Strangely Consistent

Theory, practice, and languages, braided together

Ovid is right: roles are awesome

A class hierarchy of expression nodes: it's so much the prototypical use case for run-time method polymorphism that it's almost a cliché. One can close one's eyes and picture the way parts of the expression tree interact in rich, complex ways, shaped by the very types of the nodes themselves, in a dynamic dance of late bindings and virtual methods. Switch statmement, get thee behind me. Et cetera.

I'm building one. And I'm having almost too much fun doing it. In between trying to use the strengths of Perl 6 and keeping true to the original program I'm porting, I've discovered an important thing: Ovid is right about roles.

Specifically, I'm having trouble picturing how I would cram all the type information into my expression node class hierarchy, were I not using roles. The roles definitely help manage complexity in my case.

Here's a pretty diagram of my class hierarchy.

It's a flat beast. Apart from everything deriving from Exp, I have only one case of old-skool inheritance in the diagram. And even that one is more making a point than actually shortening the code.

Then there's all the colorful dots, representing the roles I'm mixing into my types. Some are for convenience (like the blue ones), others are vital for my program (like the green ones), and the rest are somewhere in between on the convenient/vital scale.

I even have a case of inheritance between two of the roles! Which means, in practice, that those classes with an orange dot also act as if they had a red dot. Very handy.

During the infancy of Rakudo, I've gotten used to learning to live without various features. Were I to do what I'm doing here without using roles, I could use two other mechanisms. The first is regular inheritance. The very thought gives me a bit of vertigo; I don't think I'd be able to turn the colored dots into base classes. Definitely not all of them at once; I'd have to choose. And that choice would affect the entire design of the program, probably resulting in loss of clarity.

The second way I could compensate for not having roles would be by using .can a lot. The presence of a given role in a class is isomorphic to the presence of a given method in a class.

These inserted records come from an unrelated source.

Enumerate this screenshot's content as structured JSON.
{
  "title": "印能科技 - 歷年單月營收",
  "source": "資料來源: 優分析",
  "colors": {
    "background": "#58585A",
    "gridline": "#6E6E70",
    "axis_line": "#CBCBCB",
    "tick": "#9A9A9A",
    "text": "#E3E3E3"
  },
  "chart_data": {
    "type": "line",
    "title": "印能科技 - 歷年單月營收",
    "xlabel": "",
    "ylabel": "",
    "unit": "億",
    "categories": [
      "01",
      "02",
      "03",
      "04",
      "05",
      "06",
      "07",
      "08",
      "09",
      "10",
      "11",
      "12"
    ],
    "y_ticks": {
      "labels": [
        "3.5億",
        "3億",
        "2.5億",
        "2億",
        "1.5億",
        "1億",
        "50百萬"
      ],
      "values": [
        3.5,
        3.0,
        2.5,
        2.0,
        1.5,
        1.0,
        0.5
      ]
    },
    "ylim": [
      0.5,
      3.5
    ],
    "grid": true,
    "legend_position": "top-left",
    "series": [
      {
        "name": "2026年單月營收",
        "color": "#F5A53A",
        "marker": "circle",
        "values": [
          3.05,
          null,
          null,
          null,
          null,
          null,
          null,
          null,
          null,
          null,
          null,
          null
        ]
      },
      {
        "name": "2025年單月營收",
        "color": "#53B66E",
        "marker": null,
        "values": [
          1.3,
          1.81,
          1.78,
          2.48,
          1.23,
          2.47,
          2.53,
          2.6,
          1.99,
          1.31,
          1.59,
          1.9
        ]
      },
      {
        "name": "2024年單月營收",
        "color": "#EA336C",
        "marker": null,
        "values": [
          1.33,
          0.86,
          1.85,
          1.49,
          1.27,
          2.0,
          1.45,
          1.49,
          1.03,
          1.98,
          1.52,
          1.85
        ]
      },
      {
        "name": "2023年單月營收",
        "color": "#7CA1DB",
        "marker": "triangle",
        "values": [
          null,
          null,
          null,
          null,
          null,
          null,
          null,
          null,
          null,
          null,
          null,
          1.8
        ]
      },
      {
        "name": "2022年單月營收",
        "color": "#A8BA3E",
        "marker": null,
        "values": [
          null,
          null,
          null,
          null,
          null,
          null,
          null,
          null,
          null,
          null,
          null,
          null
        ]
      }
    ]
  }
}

So that would definitely work, but I don't think I would like it as much. There's something to be said for declaring is and does relationships at the very top of the class declaration.

All in all, I'm very happy about the way things work. I'm wondering whether, had I not read all of Ovid's posts on managing the complexity of class hierarchies with roles, I would have come up with this design myself. Maybe, maybe not. But anyway: thanks, Ovid! This rocks!

A still-open question for me is whether the topmost type, Exp, should be a class or a role. Synopsis 12 has this to say about when to use roles:

Classes are primarily for instance management, not code reuse. Consider using roles when you simply want to factor out common code.

I am using Exp for code reuse, and for giving all of the other classes in the hierarchy a common base type. So I guess I could indeed turn it into a role. But it's just that... I don't see a reason to do so, and I still feel instinctively reluctant about it. Maybe I'm a bit hung up about it being a class hierarchy.

This point has come up before on IRC, and I've yet to hear a satisfactory way to resolve it: when faced with making a base type a class or a role, which way should one go?